With multiple lines of business and provider locations, provider directory information is just a “slice of a much, much larger data set” that is used to pay claims and conduct other business, and “all of that data is constantly shifting,” added Kenneth Wrzos, senior director for operational excellence at EmblemHealth, a New York-based insurer that serves more than 160,000 MA enrollees. Hindering the task of collecting accurate information is that provider office staff can often be confused about participation, especially as the landscape has become more complicated, he told attendees. For example, a provider may participate in only one particular network or product, and within practices, not all providers may be in-network, so “you have to go through a whole checklist and that makes keeping the directories straight difficult.”

And while plans would love to rely on providers to proactively update their information, the feedback from providers has been that they have very busy offices and it’s just not a priority to update all the insurance companies they deal with when there is a change, Wrzos continued.

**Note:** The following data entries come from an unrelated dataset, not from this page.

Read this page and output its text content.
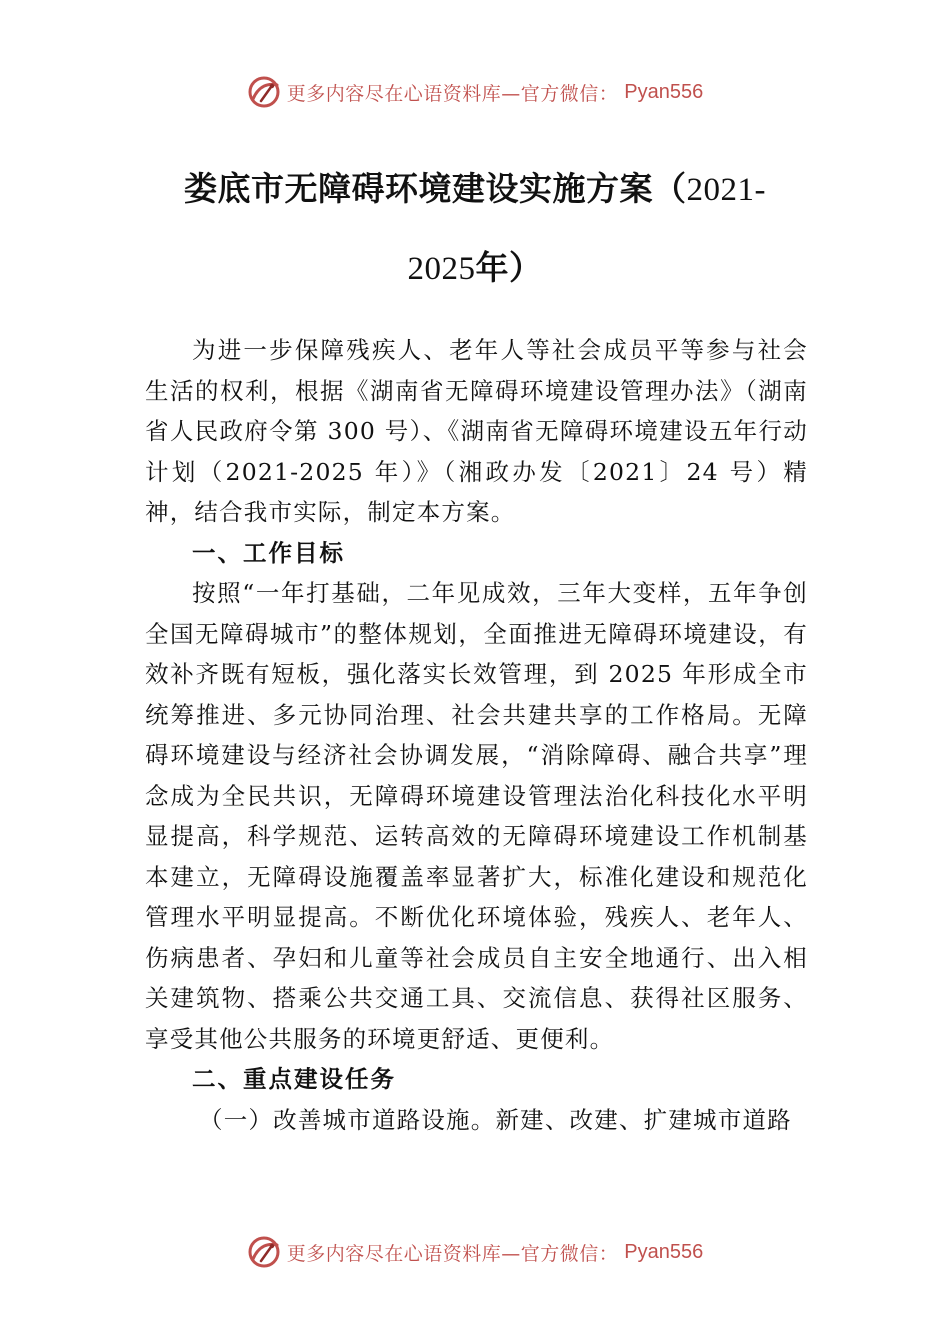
更多内容尽在心语资料库—官方微信： Pyan556
娄底市无障碍环境建设实施方案（2021-
2025年）

为进一步保障残疾人、老年人等社会成员平等参与社会生活的权利，根据《湖南省无障碍环境建设管理办法》（湖南省人民政府令第 300 号）、《湖南省无障碍环境建设五年行动计划（2021-2025 年）》（湘政办发〔2021〕24 号）精神，结合我市实际，制定本方案。

一、工作目标

按照“一年打基础，二年见成效，三年大变样，五年争创全国无障碍城市”的整体规划，全面推进无障碍环境建设，有效补齐既有短板，强化落实长效管理，到 2025 年形成全市统筹推进、多元协同治理、社会共建共享的工作格局。无障碍环境建设与经济社会协调发展，“消除障碍、融合共享”理念成为全民共识，无障碍环境建设管理法治化科技化水平明显提高，科学规范、运转高效的无障碍环境建设工作机制基本建立，无障碍设施覆盖率显著扩大，标准化建设和规范化管理水平明显提高。不断优化环境体验，残疾人、老年人、 伤病患者、孕妇和儿童等社会成员自主安全地通行、出入相关建筑物、搭乘公共交通工具、交流信息、获得社区服务、 享受其他公共服务的环境更舒适、更便利。

二、重点建设任务

（一）改善城市道路设施。新建、改建、扩建城市道路

更多内容尽在心语资料库—官方微信： Pyan556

That was illustrated in a study conducted last year by AHIP in which it took an average of 7.1 notifications from one vendor to complete the provider directory validation process, with only 18.6% of providers finalizing those steps (MAN 3/16/17, p. 3).

EmblemHealth controls only 23% of provider locations, meaning that 77% of the time the insurer is dealing with data from a delegated entity, explained Wrzos. After an internal audit showed that only three out of its 10 highest-volume submitters were providing up-to-date information, EmblemHealth created a “front-end validation team” to assess inbound data files. Rather than “loading blindly,” it conducted phone calls to a sample of providers to test the accuracy of the data and send back files that were only partially accurate. A provider network management department then works with the sample group to straighten out the data, he said.

Other tactics deployed to improve EmblemHealth’s directory accuracy include:

  • Conducting internal provider directory auditing, which he said gives insights into quality, leading the insurer to increase them from a quarterly to a monthly basis.

  • Using analytics to do a “data cleanup.” Wrzos said, “If you haven’t received a claim from a location in 12 months or more, chances are it’s not a good location, so we look at those and go through a process to validate and suppress them from our directory.”

  • Performing “automatic roster reconciliation” with larger groups, whereby the providers submit whatever information they can in a format of their choosing, as long as they include certain data elements. The insurer will “crosswalk” that information with its own system and automate certain additions, changes and deletions. EmblemHealth piloted this process with a group called AdvantageCare, which improved its directory accuracy from 65% to 95%, and has since begun similar work with three other groups.

To tackle the issue of provider directory accuracy, Arden recommended both provider education/outreach and internal monitoring. She said Centene is currently making about 3,000 calls every month to providers to validate information or gather changes. Portals that allow providers to sign in and make changes are another option, although how effective they are is debatable, she said. Additionally, she recommended that sponsors include dashboards to “assess trending” and find “the points in your tracking system that are not working.”

“It’s a lot of work. There is no one thing you can do to make your directories totally accurate, unless you have one major database that is totally up-to-date every day,” remarked Arden. “But I’d advise plans that when you do your work on provider directories, you do this work from the viewpoint of the member.”

“We don’t want our members to be unhappy; we want them to have good experiences. Every bad experience is potentially a lost member,” added Wrzos. “And insurers want to have good relationships with their network providers.”